These rezonings marked a reversal of Mayor de Blasio’s previous record on neighborhood rezonings, which until that point had been focused on lower-income, majority-POC neighborhoods, dangling much-needed capital investments to disinvested neighborhoods as incentive for accepting new housing growth. What the mayor’s earlier efforts ignored was that all neighborhoods deserve the investments that richer neighborhoods received despite the fact that some of them actually saw a decrease in housing units in the 2010s. This pattern of inequitable zoning extended further back than just the de Blasio administration: a similar trend occurred under his predecessor Michael Bloomberg, under whom white, wealthy neighborhoods were largely downzoned—a zoning change in which new housing development is barred or disincentivized—while poorer neighborhoods were upzoned to allow new development.

New York City’s new mayor, Eric Adams, has the opportunity to build on the positive momentum of the last year of de Blasio’s tenure and continue the trend of asking high-opportunity neighborhoods to do their fair share in producing the new housing that the city needs.
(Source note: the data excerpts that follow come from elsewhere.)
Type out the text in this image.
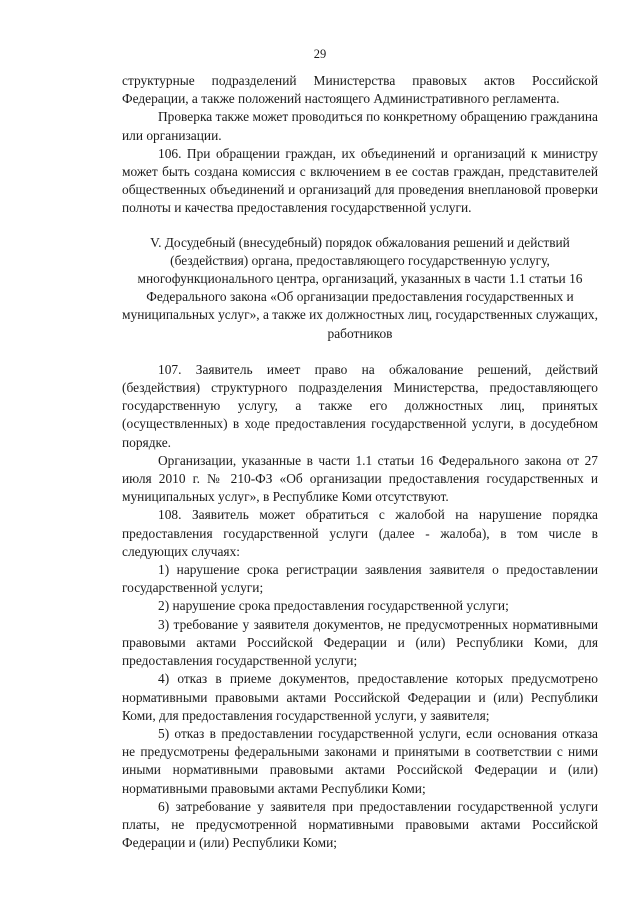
29

структурные подразделений Министерства правовых актов Российской Федерации, а также положений настоящего Административного регламента.

Проверка также может проводиться по конкретному обращению гражданина или организации.

106. При обращении граждан, их объединений и организаций к министру может быть создана комиссия с включением в ее состав граждан, представителей общественных объединений и организаций для проведения внеплановой проверки полноты и качества предоставления государственной услуги.

V. Досудебный (внесудебный) порядок обжалования решений и действий (бездействия) органа, предоставляющего государственную услугу, многофункционального центра, организаций, указанных в части 1.1 статьи 16 Федерального закона «Об организации предоставления государственных и муниципальных услуг», а также их должностных лиц, государственных служащих, работников

107. Заявитель имеет право на обжалование решений, действий (бездействия) структурного подразделения Министерства, предоставляющего государственную услугу, а также его должностных лиц, принятых (осуществленных) в ходе предоставления государственной услуги, в досудебном порядке.

Организации, указанные в части 1.1 статьи 16 Федерального закона от 27 июля 2010 г. № 210-ФЗ «Об организации предоставления государственных и муниципальных услуг», в Республике Коми отсутствуют.

108. Заявитель может обратиться с жалобой на нарушение порядка предоставления государственной услуги (далее - жалоба), в том числе в следующих случаях:

1) нарушение срока регистрации заявления заявителя о предоставлении государственной услуги;

2) нарушение срока предоставления государственной услуги;

3) требование у заявителя документов, не предусмотренных нормативными правовыми актами Российской Федерации и (или) Республики Коми, для предоставления государственной услуги;

4) отказ в приеме документов, предоставление которых предусмотрено нормативными правовыми актами Российской Федерации и (или) Республики Коми, для предоставления государственной услуги, у заявителя;

5) отказ в предоставлении государственной услуги, если основания отказа не предусмотрены федеральными законами и принятыми в соответствии с ними иными нормативными правовыми актами Российской Федерации и (или) нормативными правовыми актами Республики Коми;

6) затребование у заявителя при предоставлении государственной услуги платы, не предусмотренной нормативными правовыми актами Российской Федерации и (или) Республики Коми;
As a candidate, he supported the SoHo-NoHo and Gowanus rezonings and pledged more broadly to rezone wealthy areas for more housing, and as mayor-elect, he floated the possibility of an affordable housing production target that each neighborhood in the city would be required to meet. It will be up to Mayor Adams, now that he is in office, to follow through on these pledges and enact policies to achieve the transformative benefits of housing integration.

Looking Ahead

More equitable zoning reform in New York State and New York City is still in its early stages, and there will be plenty of obstacles to overcome in passing and implementing these policies. Furthermore, there are other housing-related challenges facing policymakers in the year to come, including the end of New York’s eviction moratorium and the emptying of the state’s pandemic rental assistance fund before it met the estimated need. But zoning reform, while not sufficient on its own, can be a key part of the solution to not only New York’s housing crisis but also many of its societal ills, such as health disparities and carbon emissions. For the first time in a long time, there is hope that New York’s land use policies can shift the state toward a more equitable future, rather than exacerbate its inequities.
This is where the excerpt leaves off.